Selain terus menulis buku dan tafsir-tafsir Al-Qur’an, Parvez juga menulis rangkaian artikel di Talu-e-Islam yang mempropagandakan pandangan Kitab Suci secara lebih sosialistis. Dalam rangkaian esai di majalah itu, ia menggunakan ayat-ayat Al-Qur’an, peristiwa-peristiwa dari sejarah agama Islam, dan pandangan-pandangan dari tulisan-tulisan Muhammad Iqbal yang mengklaim: Pertama, para pejabat agama dan ulama telah membajak Islam. Kedua, mereka adalah agen-agen orang kaya raya yang mempromosikan Kapitalisme tanpa kendali. Ketiga, sosialisme adalah sistem terbaik yang menerapkan ajaran-ajaran Al-Qur’an mengenai kepemilikan, keadilan, dan distribusi kekayaan. Keempat, misi utama Islam adalah penghapusan semua kezaliman dan kekejian dari masyarakat. Ini adalah gerakan sosio-ekonomi,, dan Nabi adalah seorang pemimpin yang berjuang mengakhiri eksploitasi para saudagar Quraysh serta birokrasi korup Bizantium dan Persia. Kelima, menurut Al-Qur’an, umat Muslim punya tiga tanggung jawab utama: melihat, mendengar, dan merasakan agensi pikiran. Konsekuensinya, pengetahuan sejati adalah pengetahuan yang berdasarkan observasi yang bisa diverifikasi secara empiris atau melalui peran sains. Keenam, kemiskinan adalah hukuman Allah dan pantas dialami oleh mereka yang mengabaikan sains. Ketujuh, di masyarakat-masyarakat Muslim/Islam, ilmu pengetahuan dan reforma agraria perlu memainkan peran kepemimpinan dalam membangun ekonomi industri. Kedelapan, jalan sosialis adalah koreksi terhadap pendistorsian Islam lewat Syariah di abad pertengahan.

Parvez bergabung dengan pemerintah setelah pendirian negara Pakistan di tahun 1947. Namun setelah Jinnah meninggal di tahun 1948 ia dipinggirkan sampai kemudian mengundurkan diri dari jabatannya di tahun 1956.

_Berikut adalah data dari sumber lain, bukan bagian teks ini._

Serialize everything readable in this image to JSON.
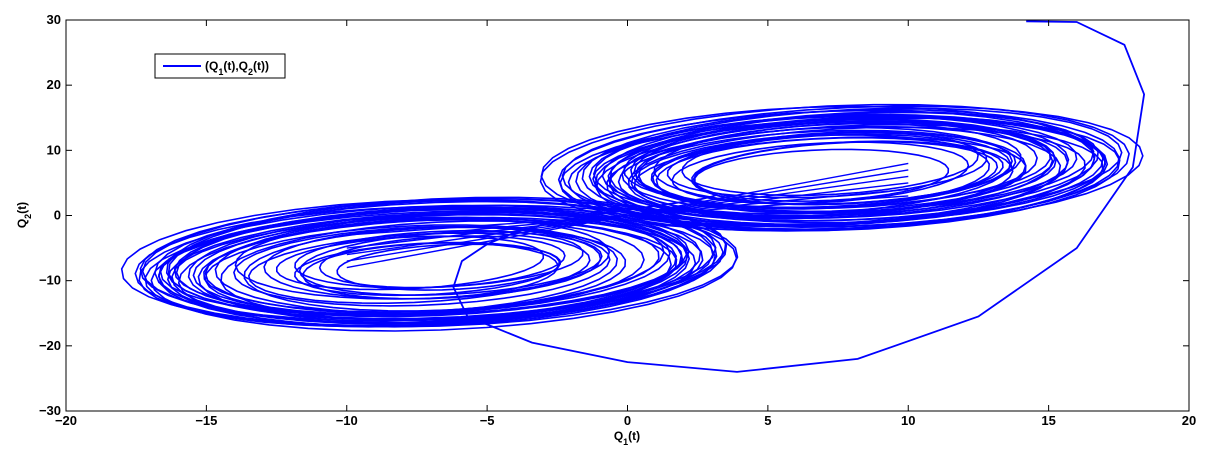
{
  "chart_data": {
    "type": "line",
    "title": "",
    "xlabel": "Q_1(t)",
    "ylabel": "Q_2(t)",
    "xlim": [
      -20,
      20
    ],
    "ylim": [
      -30,
      30
    ],
    "xticks": [
      -20,
      -15,
      -10,
      -5,
      0,
      5,
      10,
      15,
      20
    ],
    "yticks": [
      -30,
      -20,
      -10,
      0,
      10,
      20,
      30
    ],
    "xtick_labels": [
      "−20",
      "−15",
      "−10",
      "−5",
      "0",
      "5",
      "10",
      "15",
      "20"
    ],
    "ytick_labels": [
      "−30",
      "−20",
      "−10",
      "0",
      "10",
      "20",
      "30"
    ],
    "grid": false,
    "legend": {
      "position": "top-left",
      "entries": [
        "(Q_1(t),Q_2(t))"
      ]
    },
    "series": [
      {
        "name": "(Q_1(t),Q_2(t))",
        "color": "#0000ff",
        "description": "chaotic two-lobe butterfly trajectory",
        "x": [
          14.2,
          16.0,
          17.7,
          18.4,
          18.0,
          16.0,
          12.5,
          8.2,
          3.9,
          0.0,
          -3.4,
          -5.7,
          -6.2,
          -5.9,
          -5.0,
          -4.0,
          -2.8,
          -1.6,
          -0.6,
          0.4,
          1.2,
          2.0,
          2.6,
          3.0,
          3.2
        ],
        "y": [
          29.8,
          29.7,
          26.2,
          18.6,
          7.4,
          -5.0,
          -15.5,
          -22.0,
          -24.0,
          -22.5,
          -19.5,
          -15.5,
          -11.0,
          -7.0,
          -4.4,
          -2.6,
          -1.2,
          -0.2,
          0.5,
          1.1,
          1.6,
          2.1,
          2.5,
          2.9,
          3.2
        ]
      }
    ]
  }
}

Seorang cendekiawan lainnya di masa itu yang juga menggunakan tulisan-tulisan Iqbal tentang Islam dan Al-Qur’an untuk merumuskan Sosialisme Islam di Asia Selatan adalah Dr. Khalifa Abdul Hakim. Sebagai seorang filsuf, penulis, dan penggemar besar Muhammad Iqbal, Khalifa lebih menjelajahi teritori ideologis Sosialisme Islam daripada Ghulam Parvez. Khalifa, yang merupakan pelajar Islam penuh semangat, memperoleh gelar S3nya dari Universitas Heidelberg di Jerman. Ia menulis sejumlah buku mengenai filsafat Iqbal, pemikiran Islam, Jallaluddin Rumi (seorang penyair dan penulis Sufi), serta menerjemahkan kitab suci Hindu, Bhaqwat Gita, ke dalam bahasa Urdu. Baru setelah Pakistan didirikan, Khalifa mulai mempelajari Marxisme secara serius dan apa maknanya bagi negara ‘dunia ketiga’ seperti Pakistan. Dalam buku-bukunya yang terbit tahun 1951 yaitu ‘Islam dan Komunisme’ dan ‘Iqbal Aur Mullah’, Khalifa memandang Sosialisme Islam sebagai pendorong kebebasan berpikir, bertindak, dan berusaha yang merupakan ciri-ciri demokrasi Barat dengan menciptakan kesempatan bagi semua pihak. Dalam ‘Islam dan Komunisme’, Khalifa memandang bumi sebagai sumber pokok kesejahteraan ekonomi dan karenanya menjadi landasan moral atas reforma-reforma agraria di Pakistan.

Selain Ghulam Ahmad Parvez, sebagian besar pemikir Sosialis Islam di atas, meskipun mengkritik Marxisme/Sosialisme secara menyeluruh dengan landasan ajaran-ajaran Al-Qur’an dan mendaftar persamaan dan perbedaan di antara keduanya, hanya bicara sangat sedikit mengenai bagaimana peran pemerintah dan negara terkait persoalan agama di masyarakat yang berlandaskan ideologi dan sistem ekonomi yang disebut sebagai Sosialisme Islam.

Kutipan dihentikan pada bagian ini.